L’esprit ici ne veut pas dire le courage, ou la détermination, ou la force de caractère, toutes notions subjectives et relatives qui ne garantissent pas la victoire absolue, et pas même la simple victoire. L’esprit veut dire la capacité d’harmonisation avec le jeu des forces de l’univers, l’union avec l’esprit de l’univers. Et la seule manière d’obtenir cette harmonisation est le mouvement, le mouvement juste, le mouvement conforme au jeu de ces forces, qui est avec elles à l’unisson dans toutes les circonstances, sans opposition, sans conflit, sans jamais les combattre.
On verra une confirmation du fait que c’est bien ce mouvement qui est fondamental - et donc le déplacement - dans le paragraphe qu’écrit O Sensei immédiatement à la suite de sa réflexion.
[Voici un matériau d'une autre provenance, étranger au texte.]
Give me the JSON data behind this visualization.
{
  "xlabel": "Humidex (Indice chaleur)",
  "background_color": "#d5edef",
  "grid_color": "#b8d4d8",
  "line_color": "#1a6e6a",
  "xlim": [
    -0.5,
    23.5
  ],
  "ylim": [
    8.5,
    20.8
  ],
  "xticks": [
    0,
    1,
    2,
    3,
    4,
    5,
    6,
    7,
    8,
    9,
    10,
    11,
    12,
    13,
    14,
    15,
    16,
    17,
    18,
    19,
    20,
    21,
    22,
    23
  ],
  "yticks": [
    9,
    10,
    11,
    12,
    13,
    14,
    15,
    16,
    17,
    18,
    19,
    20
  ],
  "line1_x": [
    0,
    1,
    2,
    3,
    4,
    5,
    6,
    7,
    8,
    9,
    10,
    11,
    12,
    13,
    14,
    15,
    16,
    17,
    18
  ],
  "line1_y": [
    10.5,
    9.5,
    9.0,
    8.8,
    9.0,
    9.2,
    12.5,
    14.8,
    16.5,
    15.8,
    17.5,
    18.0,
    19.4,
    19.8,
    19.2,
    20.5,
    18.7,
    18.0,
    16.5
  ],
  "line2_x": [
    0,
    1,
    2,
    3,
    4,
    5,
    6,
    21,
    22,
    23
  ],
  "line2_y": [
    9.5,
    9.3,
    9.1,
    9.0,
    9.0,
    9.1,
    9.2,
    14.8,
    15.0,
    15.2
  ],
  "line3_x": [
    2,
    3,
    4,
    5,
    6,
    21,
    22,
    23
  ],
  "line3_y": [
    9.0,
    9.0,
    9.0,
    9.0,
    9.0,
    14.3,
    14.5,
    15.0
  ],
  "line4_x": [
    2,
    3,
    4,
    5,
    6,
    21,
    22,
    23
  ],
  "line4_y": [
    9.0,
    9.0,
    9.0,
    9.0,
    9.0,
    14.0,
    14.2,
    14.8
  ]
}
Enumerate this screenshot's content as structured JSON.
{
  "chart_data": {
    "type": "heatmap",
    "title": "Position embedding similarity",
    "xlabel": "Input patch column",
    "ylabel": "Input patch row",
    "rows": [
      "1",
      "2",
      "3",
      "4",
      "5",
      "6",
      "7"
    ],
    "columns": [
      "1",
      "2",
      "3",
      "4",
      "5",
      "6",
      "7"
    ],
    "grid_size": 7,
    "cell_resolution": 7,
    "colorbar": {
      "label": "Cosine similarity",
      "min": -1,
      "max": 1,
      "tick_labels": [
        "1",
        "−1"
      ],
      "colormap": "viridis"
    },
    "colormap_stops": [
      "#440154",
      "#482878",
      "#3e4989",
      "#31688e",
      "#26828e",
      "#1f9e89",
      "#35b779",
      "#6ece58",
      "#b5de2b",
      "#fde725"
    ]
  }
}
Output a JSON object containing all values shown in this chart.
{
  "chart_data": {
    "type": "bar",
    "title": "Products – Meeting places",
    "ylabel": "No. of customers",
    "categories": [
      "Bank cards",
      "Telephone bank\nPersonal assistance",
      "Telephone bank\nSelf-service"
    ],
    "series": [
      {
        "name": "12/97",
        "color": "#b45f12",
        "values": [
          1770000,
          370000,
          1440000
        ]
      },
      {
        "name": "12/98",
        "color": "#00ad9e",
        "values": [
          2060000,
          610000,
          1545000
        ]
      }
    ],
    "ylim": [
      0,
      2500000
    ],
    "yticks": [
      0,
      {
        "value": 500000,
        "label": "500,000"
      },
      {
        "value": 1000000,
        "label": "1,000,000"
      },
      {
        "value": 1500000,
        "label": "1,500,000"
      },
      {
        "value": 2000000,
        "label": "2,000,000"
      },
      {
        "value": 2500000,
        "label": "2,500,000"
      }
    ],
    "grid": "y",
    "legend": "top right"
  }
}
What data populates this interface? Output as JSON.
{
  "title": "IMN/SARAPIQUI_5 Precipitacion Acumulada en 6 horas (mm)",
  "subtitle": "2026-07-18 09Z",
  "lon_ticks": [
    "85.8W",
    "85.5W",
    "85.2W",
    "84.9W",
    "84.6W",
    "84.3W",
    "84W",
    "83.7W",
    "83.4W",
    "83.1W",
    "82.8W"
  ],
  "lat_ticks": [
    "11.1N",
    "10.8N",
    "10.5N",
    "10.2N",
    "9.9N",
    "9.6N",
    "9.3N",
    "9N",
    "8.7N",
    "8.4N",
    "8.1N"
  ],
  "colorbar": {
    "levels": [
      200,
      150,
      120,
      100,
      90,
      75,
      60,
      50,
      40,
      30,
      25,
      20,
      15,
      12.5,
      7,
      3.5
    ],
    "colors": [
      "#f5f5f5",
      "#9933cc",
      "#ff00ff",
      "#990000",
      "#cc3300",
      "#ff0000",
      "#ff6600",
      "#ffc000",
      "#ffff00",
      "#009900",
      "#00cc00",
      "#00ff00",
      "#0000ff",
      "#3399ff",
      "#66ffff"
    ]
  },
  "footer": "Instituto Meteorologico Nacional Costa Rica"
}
Car il n’y donne pas autre chose justement, pour parvenir à la résolution du conflit, que la description du mouvement d’Aikido selon les quatre directions : "Entrez sincèrement, tournez, et ne faites plus qu’un avec vos adversaires, de face ou de dos, à gauche comme à droite".
Ne plus faire qu’un, cela semble assez clair, et c’est pourquoi les marques de la dualité que sont parades et blocages, n’existent pas en Aikido, la seule protection d’un homme dans les situations extrêmes est son déplacement, qui porte dans cet art le nom d’irimi-tenkan (entrer-tourner). Le contrôle de tels moments ne dépend pas de la force d’opposition, il dépend de la bonne gestion du déplacement.
Tsuki jodan gaeshi uchi ne fait pas exception à cette règle, et il ne faut surtout pas - comme on le voit souvent - remplacer le mouvement jodan gaeshi par un temps de protection, qui est précisément une forme d’opposition.
Beaucoup de professeurs n’ont pas compris que la spécificité de l’Aikido se trouvait dans le mouvement permanent. Ils placent à tort une protection ici ou là, et ce faisant ils arrêtent le mouvement et rattachent ainsi l’Aikido à des systèmes d’art martiaux dont le Fondateur a passé sa vie à expliquer qu’ils n’avaient rien à voir avec son art.